4. Attorney’s fees. In their brief, the complainants have requested attorney’s fees and costs, and may proceed conform-ably with Fabre v. Walton, 441 Mass. 9, 10 (2004), with respect to the proceedings in this court. They did not make a request for such fees in their Appeals Court brief, and that brief was filed after we announced in Fabre v. Walton, supra, that such requests must first be made in the appellate brief, with the amount to be determined by further submissions after the case is decided. The Appeals Court nevertheless has discretion to award fees even if a party failed to request them in the brief.
We vacate the judgment of the Superior Court. The case is remanded for the entry of a judgment affirming the decision of the MCAD and reinstating the hearing commissioner’s award of prejudgment interest.
So ordered.
The complainants did not challenge the Trustees’ selection of employees laid off, just the manner in which the layoffs were implemented.
We acknowledge the amicus curiae brief filed by the American Civil Liberties Union of Massachusetts; Black Women Attorneys, Massachusetts Chapter; Greater Boston Civil Rights Coalition; Jewish Alliance for Law and Social Action; Lawyers’ Committee for Civil Rights Under Law of the Boston Bar Association; Massachusetts Lesbian and Gay Bar Association; National Employment Lawyers’ Association, Massachusetts Chapter; and National Lawyers Guild, Massachusetts Chapter.

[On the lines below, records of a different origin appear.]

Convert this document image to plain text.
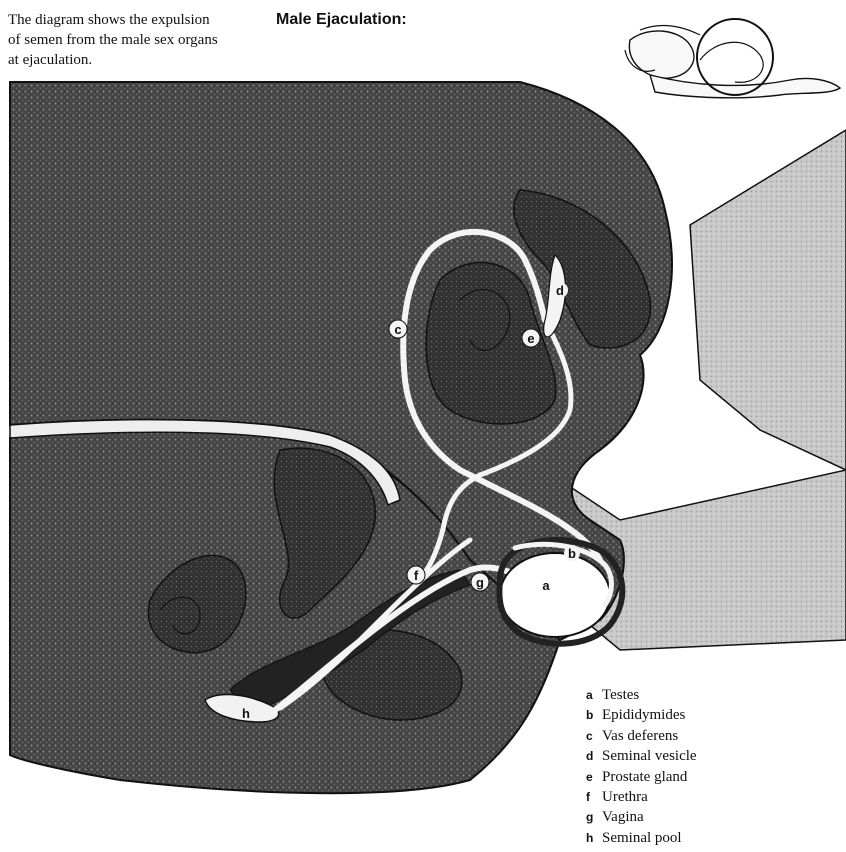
The diagram shows the expulsion
of semen from the male sex organs
at ejaculation.
Male Ejaculation:
a
b
c
d
e
f	g
h
a Testes
b Epididymides
c Vas deferens
d Seminal vesicle
e Prostate gland
f Urethra
g Vagina
h Seminal pool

The record reveals that, pursuant to the terms of the collective bargaining agreement that covered four of the complainants, the Trustees opted to provide employees with five days’ pay in lieu of giving them fourteen days’ advance notice of the layoffs.
The record shows that one such employee, Alicia Hill, was a secretary who worked in the central office. She is of Venezuelan ancestry, and she was not monitored as she gathered her belongings. Another was a city of Boston employee assigned to the Trustees.
General Laws c. 151B, § 4, as amended through St. 1989, c. 516, § 4, in effect during July, 1994, stated:
“It shall be an unlawful practice:
“1. For an employer, by himself or his agent, because of the race, color, religious creed, national origin, sex, sexual orientation, which shall not include persons whose sexual orientation involves minor children as the sex object, or ancestry of any individual to refuse to hire or employ or to bar or to discharge from employment such individual or to discriminate against such individual in compensation or in terms, conditions or privileges of employment, unless based upon a bona fide occupational qualification.”
The third element is the focus of this appeal.
For example, had there been evidence of an employee’s illness, death of an employee’s close family member, or an emergency arising at the workplace at the time of the layoffs that might support differential treatment, such factors could have been considered.
See note 5, supra. The hearing commissioner found that Hill was not similarly situated to the complainants because she worked at a different location. The judge in the Superior Court acknowledged as much, then focused his attention on Navin.